ObamaCare is proving to be even more of a shambles than critics had expected. Is this because the Democrats who currently run Congress are unusually incompetent? Tempting as it is to say yes, probably not. Put it down, instead, to hubris and haste. In their mad rush to outrun public opinion and impose "universal health care" on their unwilling constituents, Harry Pelosi, Nancy Reid & Co. simply didn't bother paying attention to the details.

If CRS is right and congressmen and their staffers are now forbidden to be insured as federal employees, this may turn out to be ObamaCare's fatal flaw. The Times observes that Congress "could try for a legislative fix," and it quotes Sen. Charles Grassley, an Iowa Republican, as urging just that: "After the committee completed its work, the coverage provision was redrafted by others, and that's where mistakes were made. Congress can and should act to correct the mistakes."

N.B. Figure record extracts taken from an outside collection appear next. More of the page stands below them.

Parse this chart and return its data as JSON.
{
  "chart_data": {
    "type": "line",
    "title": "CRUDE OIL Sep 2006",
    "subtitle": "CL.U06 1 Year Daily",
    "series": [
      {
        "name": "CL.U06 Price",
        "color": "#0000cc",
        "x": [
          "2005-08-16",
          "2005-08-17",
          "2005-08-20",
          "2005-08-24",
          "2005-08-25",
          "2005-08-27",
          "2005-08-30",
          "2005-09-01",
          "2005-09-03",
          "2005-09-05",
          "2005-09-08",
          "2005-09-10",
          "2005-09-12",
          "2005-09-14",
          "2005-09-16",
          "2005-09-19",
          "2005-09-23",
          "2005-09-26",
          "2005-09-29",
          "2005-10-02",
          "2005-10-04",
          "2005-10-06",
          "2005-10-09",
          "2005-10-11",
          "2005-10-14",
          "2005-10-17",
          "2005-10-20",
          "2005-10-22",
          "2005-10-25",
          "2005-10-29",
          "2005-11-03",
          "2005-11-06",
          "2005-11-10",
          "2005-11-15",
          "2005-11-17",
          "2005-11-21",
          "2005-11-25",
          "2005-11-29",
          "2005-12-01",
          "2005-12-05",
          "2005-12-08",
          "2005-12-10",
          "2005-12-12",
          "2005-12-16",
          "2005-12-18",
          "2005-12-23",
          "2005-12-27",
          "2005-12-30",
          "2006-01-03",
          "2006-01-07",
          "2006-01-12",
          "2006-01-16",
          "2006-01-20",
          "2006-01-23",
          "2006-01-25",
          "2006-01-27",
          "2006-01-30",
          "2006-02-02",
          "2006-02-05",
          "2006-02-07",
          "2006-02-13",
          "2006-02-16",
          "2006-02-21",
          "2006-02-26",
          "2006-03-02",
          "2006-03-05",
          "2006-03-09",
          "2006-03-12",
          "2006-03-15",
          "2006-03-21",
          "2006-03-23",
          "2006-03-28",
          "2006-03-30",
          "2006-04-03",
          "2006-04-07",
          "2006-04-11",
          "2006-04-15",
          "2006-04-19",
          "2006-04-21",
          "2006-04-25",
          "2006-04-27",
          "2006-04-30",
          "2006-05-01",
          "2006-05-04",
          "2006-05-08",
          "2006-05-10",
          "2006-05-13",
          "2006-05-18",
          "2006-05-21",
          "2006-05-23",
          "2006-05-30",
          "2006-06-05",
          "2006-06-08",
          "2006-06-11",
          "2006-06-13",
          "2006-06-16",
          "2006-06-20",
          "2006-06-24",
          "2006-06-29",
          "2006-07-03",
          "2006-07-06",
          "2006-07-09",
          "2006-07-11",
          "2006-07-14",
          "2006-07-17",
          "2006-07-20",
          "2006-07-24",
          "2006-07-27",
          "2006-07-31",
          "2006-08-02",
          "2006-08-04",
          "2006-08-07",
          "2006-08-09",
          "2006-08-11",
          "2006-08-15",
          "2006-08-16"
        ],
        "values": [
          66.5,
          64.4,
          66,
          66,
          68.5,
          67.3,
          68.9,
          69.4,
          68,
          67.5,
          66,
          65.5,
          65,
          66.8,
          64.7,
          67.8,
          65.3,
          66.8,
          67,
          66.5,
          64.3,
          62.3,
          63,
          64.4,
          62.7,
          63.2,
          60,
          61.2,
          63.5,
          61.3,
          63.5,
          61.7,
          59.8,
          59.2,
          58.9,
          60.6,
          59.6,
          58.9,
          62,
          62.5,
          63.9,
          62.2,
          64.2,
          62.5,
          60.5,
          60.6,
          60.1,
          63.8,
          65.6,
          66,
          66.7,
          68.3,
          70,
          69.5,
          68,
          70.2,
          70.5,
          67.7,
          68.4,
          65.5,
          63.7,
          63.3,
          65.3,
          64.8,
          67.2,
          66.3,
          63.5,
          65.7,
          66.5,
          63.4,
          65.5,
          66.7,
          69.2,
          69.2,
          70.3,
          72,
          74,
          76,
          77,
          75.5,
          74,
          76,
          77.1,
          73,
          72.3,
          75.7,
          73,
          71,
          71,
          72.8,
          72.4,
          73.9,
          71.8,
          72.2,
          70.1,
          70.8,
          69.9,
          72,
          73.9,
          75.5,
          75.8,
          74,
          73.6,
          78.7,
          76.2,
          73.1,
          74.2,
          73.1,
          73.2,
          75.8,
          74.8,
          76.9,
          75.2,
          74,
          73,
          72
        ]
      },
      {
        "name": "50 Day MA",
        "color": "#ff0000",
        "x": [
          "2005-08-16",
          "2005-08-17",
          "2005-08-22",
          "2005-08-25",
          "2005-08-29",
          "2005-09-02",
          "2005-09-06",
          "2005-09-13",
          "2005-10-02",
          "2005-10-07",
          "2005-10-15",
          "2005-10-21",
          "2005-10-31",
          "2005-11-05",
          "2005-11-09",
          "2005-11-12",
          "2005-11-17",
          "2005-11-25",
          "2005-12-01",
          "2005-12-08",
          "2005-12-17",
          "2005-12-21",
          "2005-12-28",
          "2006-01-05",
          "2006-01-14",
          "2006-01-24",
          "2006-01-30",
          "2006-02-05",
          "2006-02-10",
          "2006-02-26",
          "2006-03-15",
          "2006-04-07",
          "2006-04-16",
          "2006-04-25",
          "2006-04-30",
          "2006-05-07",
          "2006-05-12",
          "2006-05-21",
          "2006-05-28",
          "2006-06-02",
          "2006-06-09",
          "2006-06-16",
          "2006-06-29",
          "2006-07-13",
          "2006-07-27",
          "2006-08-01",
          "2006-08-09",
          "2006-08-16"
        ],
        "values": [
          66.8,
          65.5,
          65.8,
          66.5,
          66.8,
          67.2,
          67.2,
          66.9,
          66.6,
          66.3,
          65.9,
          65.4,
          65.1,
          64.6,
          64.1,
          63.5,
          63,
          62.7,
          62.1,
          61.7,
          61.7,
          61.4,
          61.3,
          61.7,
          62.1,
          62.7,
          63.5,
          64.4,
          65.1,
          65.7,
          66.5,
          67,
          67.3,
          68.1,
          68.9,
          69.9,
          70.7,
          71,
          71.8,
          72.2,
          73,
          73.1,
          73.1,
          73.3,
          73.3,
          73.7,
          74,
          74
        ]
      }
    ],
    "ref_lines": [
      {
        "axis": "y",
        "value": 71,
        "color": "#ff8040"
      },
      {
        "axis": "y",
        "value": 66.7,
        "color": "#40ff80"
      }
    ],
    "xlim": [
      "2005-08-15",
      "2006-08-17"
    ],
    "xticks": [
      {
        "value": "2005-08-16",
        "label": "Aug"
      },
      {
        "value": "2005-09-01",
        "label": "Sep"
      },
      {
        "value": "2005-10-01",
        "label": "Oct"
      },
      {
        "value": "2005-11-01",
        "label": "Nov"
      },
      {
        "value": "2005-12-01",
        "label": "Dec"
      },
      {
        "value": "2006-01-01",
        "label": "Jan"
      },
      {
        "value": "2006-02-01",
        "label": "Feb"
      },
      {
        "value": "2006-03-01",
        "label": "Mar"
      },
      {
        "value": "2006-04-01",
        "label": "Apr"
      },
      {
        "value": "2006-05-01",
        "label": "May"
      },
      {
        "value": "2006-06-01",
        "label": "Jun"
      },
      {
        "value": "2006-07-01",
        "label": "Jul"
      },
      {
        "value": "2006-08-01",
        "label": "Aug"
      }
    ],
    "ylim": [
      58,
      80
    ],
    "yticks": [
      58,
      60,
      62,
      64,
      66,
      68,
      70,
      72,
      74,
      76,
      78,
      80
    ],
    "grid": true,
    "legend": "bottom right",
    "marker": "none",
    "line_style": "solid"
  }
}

Good luck with that, guys. Are congressmen really going to pass legislation to rectify the harm ObamaCare did to them, while continuing to subject everyone else to this awful, hated law? Leaving the law in place isn't a politically attractive option either, for the reason National Review's Yuval Levin points out: "If you had your own research service to help you figure out what the law will do to your insurance, the answer would likely be just as confusing and discouraging." The CRS's findings are a powerful reminder that ObamaCare likely holds horrible surprises for everyone.

The logic of the situation inexorably points toward repeal--though we expect President Obama and this Congress will defy logic as firmly and for as long as they can.